After a very brief romance with Android, i do not think the Android platform has what it takes, at least for now. Of course, that is just my personal opinion and i am sure i can easily be proven wrong.
Microsoft has officially unveiled its next-generation Windows 8 operating system, detailing how the company has “reimagined” the software to allow a single operating system to run on a variety of systems from tablets to desktops and Intel to ARM. The company’s new “Metro” user interface emphasizes touch-centered input and full-screen apps much like the iPad, but also supports full mouse and keyboard input with the familiar underpinnings of earlier Windows versions.
Perhaps most notable for Apple observers is Microsoft’s tablet effort with Windows 8, marking yet another significant effort to unseat Apple’s iPad from its dominating position atop the tablet market. It is just as versatile as any previous version of Windows (maybe more) and it is made to work with both touch-based gestures and/or keyboard and mouse-based actions.
Apple, unlike Microsoft, built its mobile OS off of the roots of the desktop and would theoretically have an easier time integrating the two. As of Lion and iOS 5, however, the two are distinct and show no immediate signs of getting closer other than minor interface elements. The Cupertino company’s attitude towards mobile is the polar opposite of Microsoft’s and envisions a “post-PC” world where Microsoft has been insisting the PC is still relevant. Microsoft’s bet on Windows 8, regardless of whether or not Windows Phone 8 merges, is that it can get buyers interested in tablets based on an identical interface in desktops and notebooks.

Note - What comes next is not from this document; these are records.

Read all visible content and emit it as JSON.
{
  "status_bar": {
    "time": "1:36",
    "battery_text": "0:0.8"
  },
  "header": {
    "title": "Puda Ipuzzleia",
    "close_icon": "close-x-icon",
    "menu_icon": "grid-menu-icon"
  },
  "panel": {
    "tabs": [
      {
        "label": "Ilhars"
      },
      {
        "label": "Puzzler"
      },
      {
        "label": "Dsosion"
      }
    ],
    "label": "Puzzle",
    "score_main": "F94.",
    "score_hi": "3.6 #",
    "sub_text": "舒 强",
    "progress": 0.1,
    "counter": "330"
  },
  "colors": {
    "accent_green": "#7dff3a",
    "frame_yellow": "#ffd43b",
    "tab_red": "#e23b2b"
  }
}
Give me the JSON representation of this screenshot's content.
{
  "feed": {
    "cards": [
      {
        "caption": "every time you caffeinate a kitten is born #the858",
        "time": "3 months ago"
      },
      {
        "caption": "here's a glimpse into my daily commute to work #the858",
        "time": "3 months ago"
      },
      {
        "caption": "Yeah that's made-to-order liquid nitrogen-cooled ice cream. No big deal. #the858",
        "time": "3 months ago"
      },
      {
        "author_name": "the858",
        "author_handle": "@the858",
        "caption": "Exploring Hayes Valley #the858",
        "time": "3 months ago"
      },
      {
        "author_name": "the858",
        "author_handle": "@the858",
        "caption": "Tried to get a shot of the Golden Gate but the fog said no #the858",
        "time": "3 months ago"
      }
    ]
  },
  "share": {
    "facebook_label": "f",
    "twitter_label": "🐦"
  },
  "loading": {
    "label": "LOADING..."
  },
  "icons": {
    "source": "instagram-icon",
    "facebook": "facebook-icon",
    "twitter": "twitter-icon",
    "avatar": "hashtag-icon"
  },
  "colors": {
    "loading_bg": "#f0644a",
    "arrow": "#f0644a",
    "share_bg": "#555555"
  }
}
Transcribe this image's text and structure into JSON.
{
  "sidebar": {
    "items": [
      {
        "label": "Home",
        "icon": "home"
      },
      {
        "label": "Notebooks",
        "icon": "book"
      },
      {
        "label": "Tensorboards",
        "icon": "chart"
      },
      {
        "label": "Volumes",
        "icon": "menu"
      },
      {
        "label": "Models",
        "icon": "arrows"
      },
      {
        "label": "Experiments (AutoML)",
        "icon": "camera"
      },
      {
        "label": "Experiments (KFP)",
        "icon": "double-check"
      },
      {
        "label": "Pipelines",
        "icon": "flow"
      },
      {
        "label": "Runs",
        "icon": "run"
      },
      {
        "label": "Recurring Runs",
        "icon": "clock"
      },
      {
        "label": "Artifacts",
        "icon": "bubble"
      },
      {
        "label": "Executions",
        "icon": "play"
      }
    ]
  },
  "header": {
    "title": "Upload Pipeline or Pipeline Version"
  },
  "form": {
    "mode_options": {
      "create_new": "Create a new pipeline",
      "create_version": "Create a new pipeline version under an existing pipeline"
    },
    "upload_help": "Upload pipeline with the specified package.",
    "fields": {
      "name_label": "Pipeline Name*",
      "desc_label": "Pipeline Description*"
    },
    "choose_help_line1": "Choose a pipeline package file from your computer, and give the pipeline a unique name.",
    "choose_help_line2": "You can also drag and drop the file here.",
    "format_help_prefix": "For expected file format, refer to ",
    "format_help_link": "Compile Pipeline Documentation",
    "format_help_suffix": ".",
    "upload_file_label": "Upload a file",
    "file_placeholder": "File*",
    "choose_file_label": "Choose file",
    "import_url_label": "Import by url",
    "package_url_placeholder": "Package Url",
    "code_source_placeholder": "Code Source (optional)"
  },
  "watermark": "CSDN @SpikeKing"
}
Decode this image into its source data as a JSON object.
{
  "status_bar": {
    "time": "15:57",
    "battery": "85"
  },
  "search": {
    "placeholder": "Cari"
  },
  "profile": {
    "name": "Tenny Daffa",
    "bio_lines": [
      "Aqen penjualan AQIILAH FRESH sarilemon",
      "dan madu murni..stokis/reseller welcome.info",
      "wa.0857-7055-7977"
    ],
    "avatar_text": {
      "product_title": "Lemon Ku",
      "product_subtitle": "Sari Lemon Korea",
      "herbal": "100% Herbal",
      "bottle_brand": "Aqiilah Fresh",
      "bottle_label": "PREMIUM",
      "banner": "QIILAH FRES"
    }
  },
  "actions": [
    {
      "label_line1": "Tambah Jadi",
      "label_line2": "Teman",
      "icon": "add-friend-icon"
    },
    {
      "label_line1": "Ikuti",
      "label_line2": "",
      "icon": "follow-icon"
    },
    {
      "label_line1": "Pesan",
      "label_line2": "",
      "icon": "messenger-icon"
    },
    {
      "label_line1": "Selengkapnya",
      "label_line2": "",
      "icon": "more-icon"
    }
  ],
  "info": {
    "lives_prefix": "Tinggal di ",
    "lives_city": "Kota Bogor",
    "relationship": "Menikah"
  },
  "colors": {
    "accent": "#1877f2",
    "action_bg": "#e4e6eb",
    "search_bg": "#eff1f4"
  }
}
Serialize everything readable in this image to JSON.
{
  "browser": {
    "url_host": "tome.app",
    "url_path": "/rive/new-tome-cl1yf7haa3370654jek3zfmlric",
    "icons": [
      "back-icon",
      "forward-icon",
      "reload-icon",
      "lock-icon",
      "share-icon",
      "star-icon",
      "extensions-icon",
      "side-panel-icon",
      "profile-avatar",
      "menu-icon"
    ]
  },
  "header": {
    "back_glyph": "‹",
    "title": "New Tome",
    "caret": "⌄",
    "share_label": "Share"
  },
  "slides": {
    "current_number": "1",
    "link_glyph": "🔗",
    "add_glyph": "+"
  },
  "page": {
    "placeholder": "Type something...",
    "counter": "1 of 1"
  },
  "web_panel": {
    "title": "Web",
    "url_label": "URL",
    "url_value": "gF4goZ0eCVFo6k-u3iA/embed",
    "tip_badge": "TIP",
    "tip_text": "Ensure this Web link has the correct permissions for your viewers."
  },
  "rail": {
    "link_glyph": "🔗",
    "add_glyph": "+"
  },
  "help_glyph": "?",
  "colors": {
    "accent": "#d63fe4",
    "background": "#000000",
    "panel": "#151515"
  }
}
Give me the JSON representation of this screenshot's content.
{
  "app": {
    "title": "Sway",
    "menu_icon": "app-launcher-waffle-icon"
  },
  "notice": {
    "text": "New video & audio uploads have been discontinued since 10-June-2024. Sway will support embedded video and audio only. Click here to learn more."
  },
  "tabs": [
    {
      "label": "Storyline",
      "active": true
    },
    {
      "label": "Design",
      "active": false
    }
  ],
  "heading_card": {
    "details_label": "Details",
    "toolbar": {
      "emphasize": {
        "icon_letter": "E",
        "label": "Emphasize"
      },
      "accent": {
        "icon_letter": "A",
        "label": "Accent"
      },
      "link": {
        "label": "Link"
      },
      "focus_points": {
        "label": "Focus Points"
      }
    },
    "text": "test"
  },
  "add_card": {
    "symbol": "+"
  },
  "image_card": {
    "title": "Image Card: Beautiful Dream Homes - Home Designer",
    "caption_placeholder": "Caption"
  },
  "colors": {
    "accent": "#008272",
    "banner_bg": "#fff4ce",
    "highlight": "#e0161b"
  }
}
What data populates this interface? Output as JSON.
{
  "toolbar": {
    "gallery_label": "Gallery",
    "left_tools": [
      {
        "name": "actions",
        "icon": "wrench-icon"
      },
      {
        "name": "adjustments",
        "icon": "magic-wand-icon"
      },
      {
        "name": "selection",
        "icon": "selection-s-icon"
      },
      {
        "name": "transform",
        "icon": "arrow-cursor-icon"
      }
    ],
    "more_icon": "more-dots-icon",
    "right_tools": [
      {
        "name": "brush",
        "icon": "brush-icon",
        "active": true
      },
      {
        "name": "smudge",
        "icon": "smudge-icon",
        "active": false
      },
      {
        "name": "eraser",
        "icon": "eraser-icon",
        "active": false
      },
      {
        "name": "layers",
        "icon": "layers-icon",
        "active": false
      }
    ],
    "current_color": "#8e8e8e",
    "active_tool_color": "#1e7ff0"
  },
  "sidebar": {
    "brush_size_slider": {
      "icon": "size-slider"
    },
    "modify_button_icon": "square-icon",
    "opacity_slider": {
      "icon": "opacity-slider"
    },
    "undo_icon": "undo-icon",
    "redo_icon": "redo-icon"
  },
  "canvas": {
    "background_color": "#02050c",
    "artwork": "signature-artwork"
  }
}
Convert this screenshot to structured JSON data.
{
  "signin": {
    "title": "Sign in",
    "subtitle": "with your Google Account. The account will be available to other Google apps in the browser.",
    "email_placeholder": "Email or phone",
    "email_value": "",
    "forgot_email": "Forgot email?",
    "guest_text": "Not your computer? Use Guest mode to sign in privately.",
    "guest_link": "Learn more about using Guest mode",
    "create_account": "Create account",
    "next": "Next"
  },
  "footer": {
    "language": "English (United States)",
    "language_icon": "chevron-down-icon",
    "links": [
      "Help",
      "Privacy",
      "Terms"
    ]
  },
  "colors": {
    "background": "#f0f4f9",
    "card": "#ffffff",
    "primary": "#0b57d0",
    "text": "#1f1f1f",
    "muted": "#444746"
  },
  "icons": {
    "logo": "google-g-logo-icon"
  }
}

Good move!
While Microsoft acknowledges that Windows 8 is a work in progress, the current tablet implementation still appears to be a somewhat rough integration of the Metro touch experience with more traditional desktop computing.
Questions, however, remain about architecture support, with the Intel-powered tablet running Windows 8 serving as a capable device but missing the benefits of ARM-based systems such as power efficiency. Microsoft promises that ARM support is an important component to the Windows 8 strategy, but the company is not yet able to offer hands-on time with such devices.
Timing remains a question mark. Microsoft still isn’t saying when Windows 8 will be released. But it’s widely expected sometime in 2012.